Ruth Bryan Owen was born in 1885 in Jacksonville, Illinois, the eldest daughter of three-time presidential nominee William Jennings Bryan and the former Mary Baird. The family moved to Nebraska when Ruth was two years old. She attended public schools in Nebraska and, after her father’s election to Congress in 1890, in Washington, D.C. At an early age, she was tested by the climate of publicity surrounding her father. Ruth often was seen sitting by his side in the U.S. House of Representatives. She was 12 years old during her father’s first campaign for the presidency and a student at the Monticello Seminary in Godfrey, Illinois, when he was nominated the second time.
Ruth B. Owen entered Florida politics in 1926, losing the Democratic primary in the state’s 4th Congressional District by a mere 770 votes. Two years later she tried again.
Ruth B. Owen entered the 71st Congress on March 4, 1929 – the first woman elected to Congress from the Deep South.
Her opponent during the general election, Republican William C. Lawson, contested the election results. Lawson contended that Owen was ineligible to hold Congressional office because she had lost her U.S. citizenship when she married an alien (her second husband Reginald Owen was British) and did not recover it under the provisions of the 1922 Cable Act until 1925. Owen successfully defended herself before a House elections committee, while exposing deficiencies in the Cable Act.
In a very short time she captivated Washington completely. In Congress, Ruth B. Owen proposed designating the Florida Everglades a national park and creating a cabinet-level department to oversee the health and welfare of families and children. She also served on the Foreign Affairs Committee.
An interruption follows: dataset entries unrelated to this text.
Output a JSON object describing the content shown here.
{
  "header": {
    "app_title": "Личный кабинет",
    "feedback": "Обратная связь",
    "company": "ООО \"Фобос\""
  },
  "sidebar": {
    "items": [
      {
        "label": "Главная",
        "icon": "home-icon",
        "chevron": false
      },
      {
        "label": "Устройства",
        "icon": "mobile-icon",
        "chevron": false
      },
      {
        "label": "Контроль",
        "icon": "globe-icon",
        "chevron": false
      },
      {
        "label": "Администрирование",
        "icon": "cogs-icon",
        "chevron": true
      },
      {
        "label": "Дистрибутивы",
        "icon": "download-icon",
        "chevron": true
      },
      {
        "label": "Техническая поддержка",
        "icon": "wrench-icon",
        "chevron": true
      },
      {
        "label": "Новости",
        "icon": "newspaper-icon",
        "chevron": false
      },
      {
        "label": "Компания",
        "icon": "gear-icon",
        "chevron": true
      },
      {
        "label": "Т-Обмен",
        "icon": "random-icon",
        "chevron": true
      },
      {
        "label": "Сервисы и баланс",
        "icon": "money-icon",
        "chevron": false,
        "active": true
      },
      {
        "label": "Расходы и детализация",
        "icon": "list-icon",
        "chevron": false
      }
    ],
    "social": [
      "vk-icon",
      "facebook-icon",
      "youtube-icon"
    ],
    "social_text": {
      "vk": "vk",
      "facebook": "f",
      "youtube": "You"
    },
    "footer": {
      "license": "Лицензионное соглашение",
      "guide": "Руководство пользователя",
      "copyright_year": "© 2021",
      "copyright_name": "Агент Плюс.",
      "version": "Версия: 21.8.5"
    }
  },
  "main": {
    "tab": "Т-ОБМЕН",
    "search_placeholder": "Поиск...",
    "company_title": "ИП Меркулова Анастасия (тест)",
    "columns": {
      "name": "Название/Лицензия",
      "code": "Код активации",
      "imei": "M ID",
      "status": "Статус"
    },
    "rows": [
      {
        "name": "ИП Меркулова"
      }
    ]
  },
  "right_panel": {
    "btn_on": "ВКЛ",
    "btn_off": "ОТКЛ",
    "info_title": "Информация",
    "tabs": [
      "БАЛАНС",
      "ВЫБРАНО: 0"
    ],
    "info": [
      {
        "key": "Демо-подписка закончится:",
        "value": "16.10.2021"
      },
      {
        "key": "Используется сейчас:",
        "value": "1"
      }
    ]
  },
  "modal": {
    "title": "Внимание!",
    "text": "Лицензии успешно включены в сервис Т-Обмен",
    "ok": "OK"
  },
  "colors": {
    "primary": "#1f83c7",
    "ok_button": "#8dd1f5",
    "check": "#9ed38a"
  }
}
Ruth B. Owen was elected to a second term in 1930 but defeated two years later, losing the primary to James M. Wilcox
In 1933, President Roosevelt appointed Ruth B. Owen Envoy Extraordinary and Minister Plenipotentiary to the Kingdom of Denmark – making her the first American woman to represent the U.S. abroad.
Ruth B. Owen was forced to resign her post in 1936, after marrying Captain Børge Rohde of the Danish Royal Guards – and a gentleman-in-waiting to King Christian X of Denmark. The marriage made Ruth B. Owen a citizen of both the United States and Denmark, it ment, that she could not continue her diplomatic assignment. Upon returning to the States, Ruth B. Owen and Rohde traveled the country in a trailer, campaigning for Roosevelt. In her later years, Ruth B. Owen lived in Ossining, New York, writing and lecturing. At one time, she was the best-paid platform speaker in the country.
In 1945 Roosevelt named her special assistant to the State Department to aid in the drafting of the United Nations Charter, and in 1949 President Harry Truman appointed her alternate delegate to the United Nations General Assembly. In 1954 she travelled to Denmark to accept the Order of Merit from King Frederick IX for her contributions to Danish-American friendship. While in Copenhagen, on July 26, 1954, Ruth Rohde died of a heart attack the day before the opening of the current U.S. Embassy building on Dag Hammarskjölds Alle.